Patients who suffer a heart attack are getting treatment more quickly, with 85% of people getting clot-busting drugs within target times compared with 59% only two years ago.

And the number of trusts with only one cardiologists has gone down significantly.

UK heart disease death rates are also coming down, and are now closer to those of other European countries - including Spain, Italy and France.

But the commission says more work needs to be done, targeting resources on those most at risk because of social and economic deprivation, smoking or obesity.

Part of the problem is these high risk patients are not being picked up.

The Commission reviewed services covering a third of the NHS, as well as carrying out a survey of nearly 4,000 patients, and taking evidence countrywide from focus groups of patients and their families.

The recommendations
Tackle key skills shortages
Find and treat high-risk patients
Boost stop smoking and obesity services
Invest in heart failure services
Give patients better information
Improve communication between service providers
Expand and monitor rehabilitation services
Source: The Healthcare Commission

Anna Walker, the commission's Chief Executive, said: "Overall, this is a good news story for the health service.

"There has been real and significant progress on what is unquestionably a top national priority.

"But there is still more to do. There remain regional variations in care, which though improving, are still unacceptably high in some cases.

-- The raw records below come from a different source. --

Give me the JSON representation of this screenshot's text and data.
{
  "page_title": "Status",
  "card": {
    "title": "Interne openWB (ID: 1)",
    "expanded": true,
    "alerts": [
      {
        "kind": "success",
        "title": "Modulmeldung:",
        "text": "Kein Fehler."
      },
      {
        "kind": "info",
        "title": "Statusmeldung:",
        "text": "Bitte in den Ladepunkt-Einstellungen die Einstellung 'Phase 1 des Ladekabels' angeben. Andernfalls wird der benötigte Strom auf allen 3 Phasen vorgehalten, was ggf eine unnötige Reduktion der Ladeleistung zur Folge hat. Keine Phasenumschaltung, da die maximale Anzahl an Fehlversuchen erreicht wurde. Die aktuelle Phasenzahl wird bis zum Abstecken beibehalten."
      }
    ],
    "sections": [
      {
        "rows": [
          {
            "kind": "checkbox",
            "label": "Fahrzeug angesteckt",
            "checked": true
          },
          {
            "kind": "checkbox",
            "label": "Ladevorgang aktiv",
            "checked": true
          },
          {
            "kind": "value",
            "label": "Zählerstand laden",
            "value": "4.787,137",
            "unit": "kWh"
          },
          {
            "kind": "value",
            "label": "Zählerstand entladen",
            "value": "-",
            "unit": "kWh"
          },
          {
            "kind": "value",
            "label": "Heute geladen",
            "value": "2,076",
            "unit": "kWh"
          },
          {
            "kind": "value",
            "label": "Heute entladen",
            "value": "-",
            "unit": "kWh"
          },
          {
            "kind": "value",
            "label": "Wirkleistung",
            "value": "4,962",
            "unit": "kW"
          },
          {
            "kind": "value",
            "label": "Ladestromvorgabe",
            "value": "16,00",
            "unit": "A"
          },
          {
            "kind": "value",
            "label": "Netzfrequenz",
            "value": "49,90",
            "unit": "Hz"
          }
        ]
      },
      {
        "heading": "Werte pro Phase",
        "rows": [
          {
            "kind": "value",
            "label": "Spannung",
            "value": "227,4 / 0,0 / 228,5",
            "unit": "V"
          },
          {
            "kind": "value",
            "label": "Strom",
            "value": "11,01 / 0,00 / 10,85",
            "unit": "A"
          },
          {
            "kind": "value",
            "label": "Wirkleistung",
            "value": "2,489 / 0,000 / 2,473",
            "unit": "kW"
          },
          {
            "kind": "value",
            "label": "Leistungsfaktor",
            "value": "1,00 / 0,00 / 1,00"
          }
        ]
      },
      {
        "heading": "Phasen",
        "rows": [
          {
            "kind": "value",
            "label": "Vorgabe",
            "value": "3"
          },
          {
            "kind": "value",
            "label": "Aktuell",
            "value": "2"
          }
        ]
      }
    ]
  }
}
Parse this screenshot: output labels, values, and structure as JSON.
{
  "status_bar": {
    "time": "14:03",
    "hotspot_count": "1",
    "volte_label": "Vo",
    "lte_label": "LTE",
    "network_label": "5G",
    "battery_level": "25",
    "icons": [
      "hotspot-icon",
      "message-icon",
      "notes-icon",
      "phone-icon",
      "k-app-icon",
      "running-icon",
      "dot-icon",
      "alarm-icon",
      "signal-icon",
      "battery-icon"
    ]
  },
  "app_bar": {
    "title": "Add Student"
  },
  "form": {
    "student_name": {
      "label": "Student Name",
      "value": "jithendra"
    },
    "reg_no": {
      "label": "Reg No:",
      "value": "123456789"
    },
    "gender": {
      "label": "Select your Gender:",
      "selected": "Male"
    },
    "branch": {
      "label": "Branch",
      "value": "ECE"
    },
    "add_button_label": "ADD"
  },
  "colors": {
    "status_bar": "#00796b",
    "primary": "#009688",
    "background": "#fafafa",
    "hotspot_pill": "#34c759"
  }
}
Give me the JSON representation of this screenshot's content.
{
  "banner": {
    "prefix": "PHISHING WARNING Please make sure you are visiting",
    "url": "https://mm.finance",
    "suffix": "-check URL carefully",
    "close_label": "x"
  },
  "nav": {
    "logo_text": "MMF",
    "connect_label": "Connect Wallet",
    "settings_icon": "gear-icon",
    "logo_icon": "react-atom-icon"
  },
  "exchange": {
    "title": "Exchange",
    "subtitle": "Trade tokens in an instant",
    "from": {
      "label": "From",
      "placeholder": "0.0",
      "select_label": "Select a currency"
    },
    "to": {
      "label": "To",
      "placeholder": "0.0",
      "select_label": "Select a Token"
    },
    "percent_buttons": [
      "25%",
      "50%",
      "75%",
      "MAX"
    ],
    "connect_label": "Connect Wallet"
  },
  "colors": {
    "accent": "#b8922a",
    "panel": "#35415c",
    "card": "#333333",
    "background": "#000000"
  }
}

"People are still dying. More must be done to maintain momentum and reduce the major risk factors - obesity, smoking, poor diet and lack of physical activity.

"Patients leaving hospital are not always receiving the appropriate rehabilitation, information and services to ensure that they recover as fully as possible.

"There are also still improvements to be made to patients' care, particularly on providing access to tests which can show heart failure. All these areas must improve."

A spokeswoman from the Department of Health said: "This report is further evidence that we have made huge progress towards delivering better services for people with heart disease.

"Death rates have dropped by 27%, waiting times have fallen from two years to almost three months and hundreds of thousands more patients are being treated with life-saving drugs.

"We know there is more work to do.

"The Department is currently examining novel ways of recruiting into cardiac physiology departments and is working with cardiac clinical networks and the CHD Collaborative to improve workforce planning and recruitment at local level."